The buzz from the intercom at the gate doesn't need any response asking identification of one seeking entry… it's Thapelo, he keeps a finger on the monitor as his fanfare greeting. They pull up their chairs in the garden, so many activities visualised in small boys' fantasy are succeeded by the visualised consequences of present reality. A bamboo-legged table has been commandeered to hold the spread of papers. Thapelo is spending some weeks on verification of actions being planned or taken behind closed doors by the Department of Minerals and Energy and the Department of Environmental Affairs, all their interconnections with industry, bidding consortia. Undercover stuff. Background to reports on the field research he and Derek were engaged in with Paul before – whatever this is, happened to him. And while Paul's inside (the word for jail seems the right one) there have been other environmental issues come up. – Yona ke yona! No limit to the way the construction companies khan'da! – These words in the slang of his mother tongues (he speaks at least four or five) aren't italicised in Thapelo's talk, they belong in English just as his natural use of the scientific terms and jargon of his profession does. Or maybe they're part of the identification with his boyhood street life of blacks he asserts as essential to who and what he is. It's not what he's emancipated from: it's what he hasn't, won't leave behind.

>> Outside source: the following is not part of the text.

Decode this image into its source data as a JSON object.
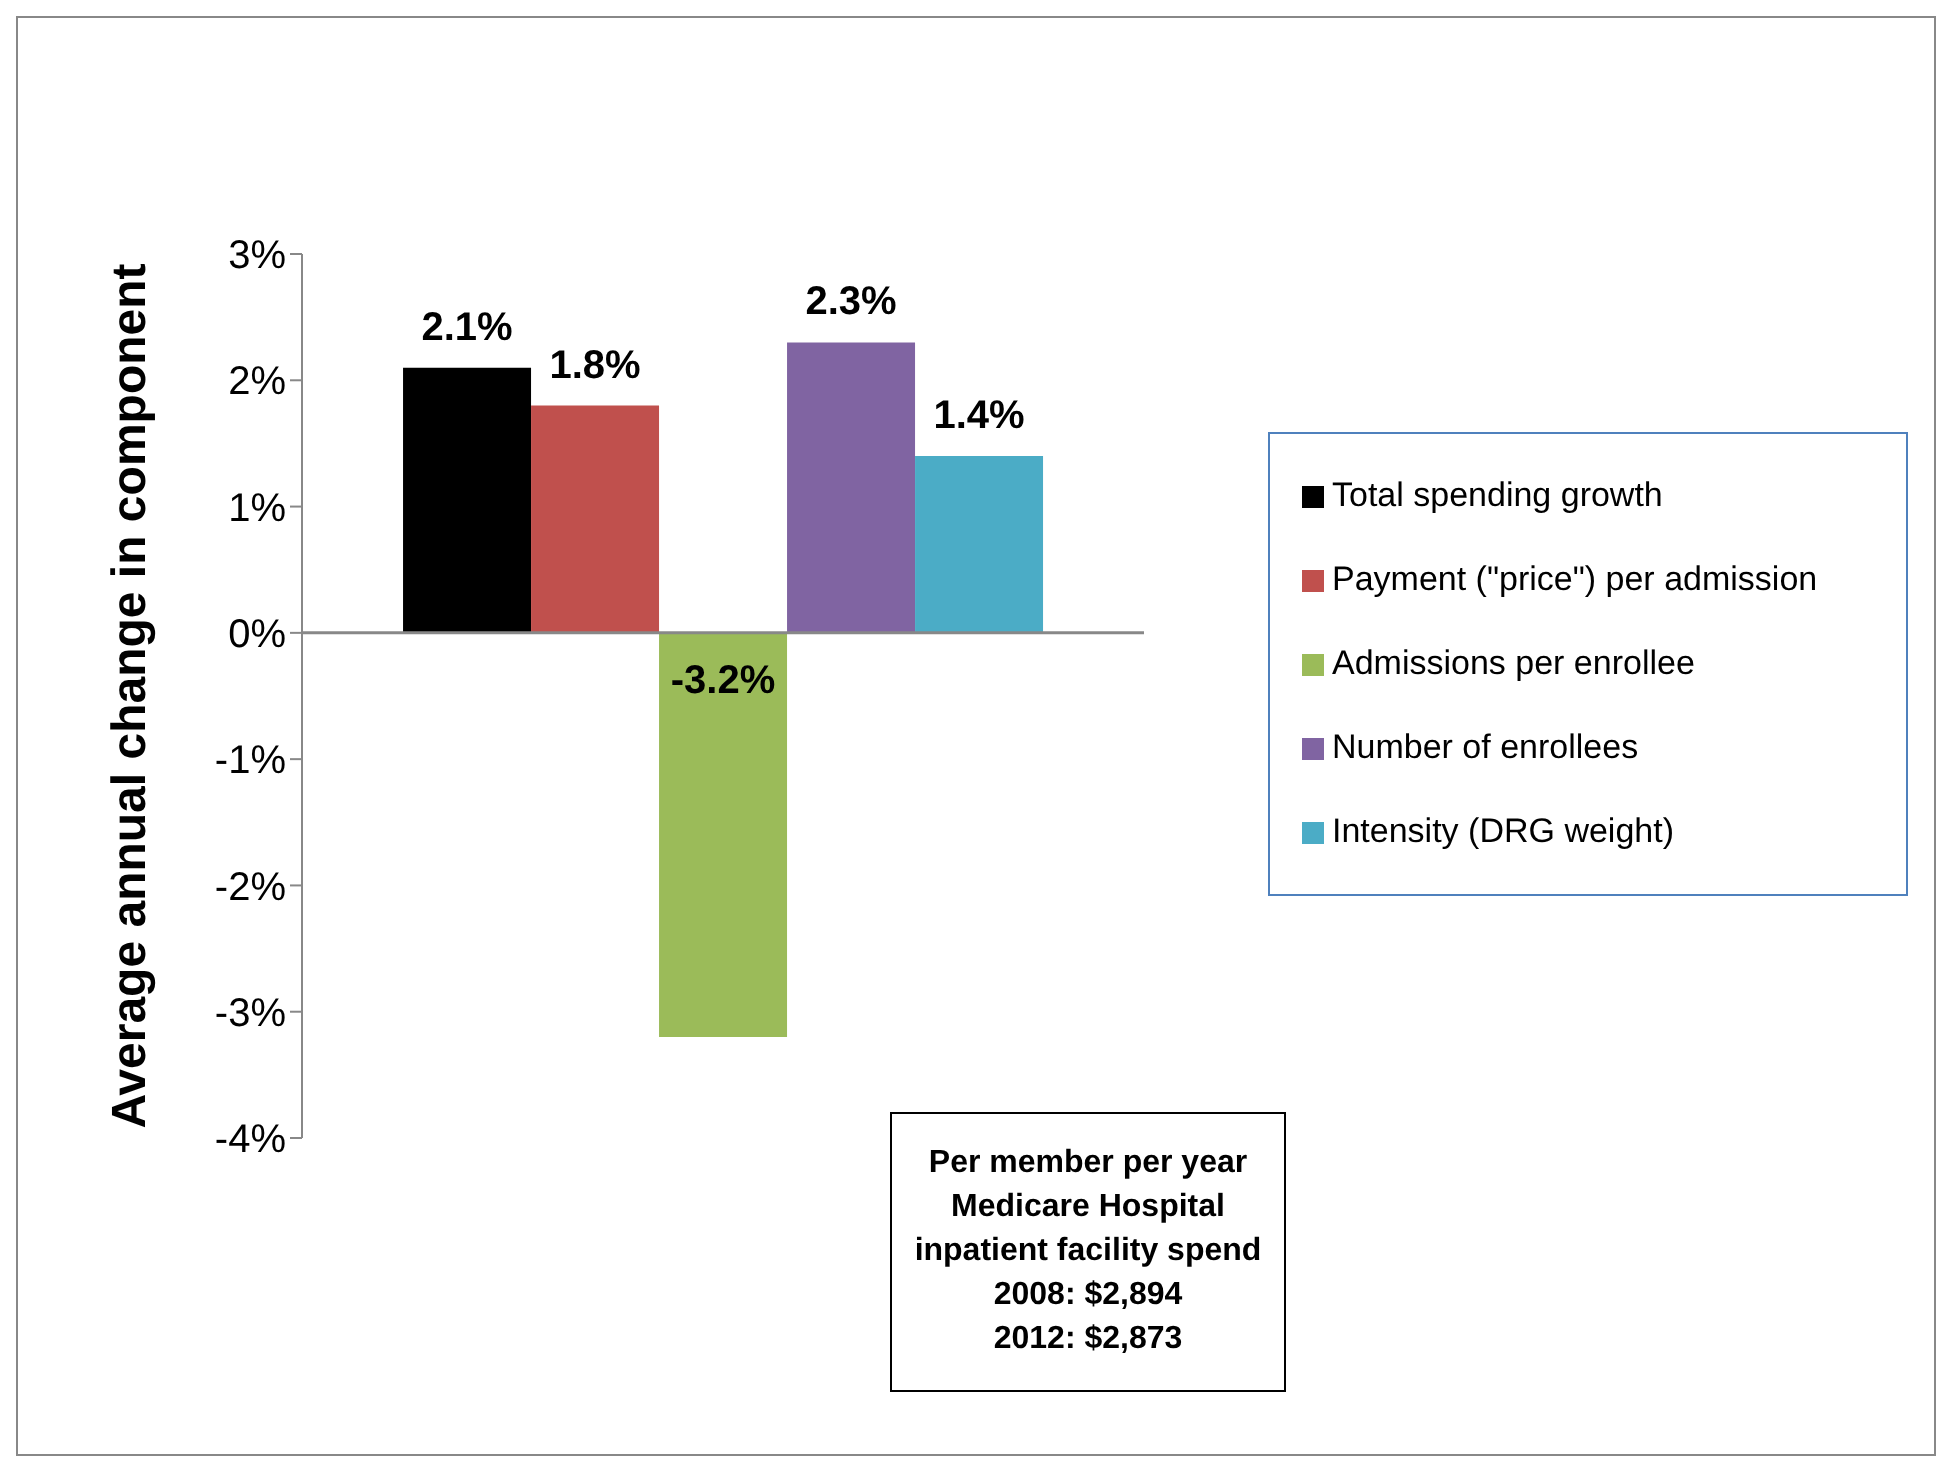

So the scientist talks like a tsotsi when he pleases. That's how Paul teases him; in appreciation. Paul sums up in colloquialism common to black and white alike: no bullshit in Thapelo.

He comes both to keep his colleague informed and to consult with him; doesn't matter whether he's actually been delegated to do this by their employer organisation or it's something delegated by himself. The question of his continued exposure to Paul's Chernobyl – the nature of relations with officialdom in the work they do makes him dismissive of the controlling edicts of authority as hidden agenda. Paul's condition doesn't come up between them in their talk, interruptions of one another, laughter, lowered voices, shouts of emphasis, this garden resounds, echoes with the animation of its past. It's the quarters, now, where two men are absorbed in the work that informs their understanding of the world and their place as agents within it, from the perspective that everyone, like it or not, admit it or not, acts upon the world in some way. Spray a weedkiller on this lawn and the Hoopoe delicately thrusting the tailor's needle of its beak, after insects in the grass, imbibes poison. That's the philosophy of conservation from which Paul is approaching the great issues in a draft petition of an environmentalist coalition to the State President he's writing between discussions in the garden.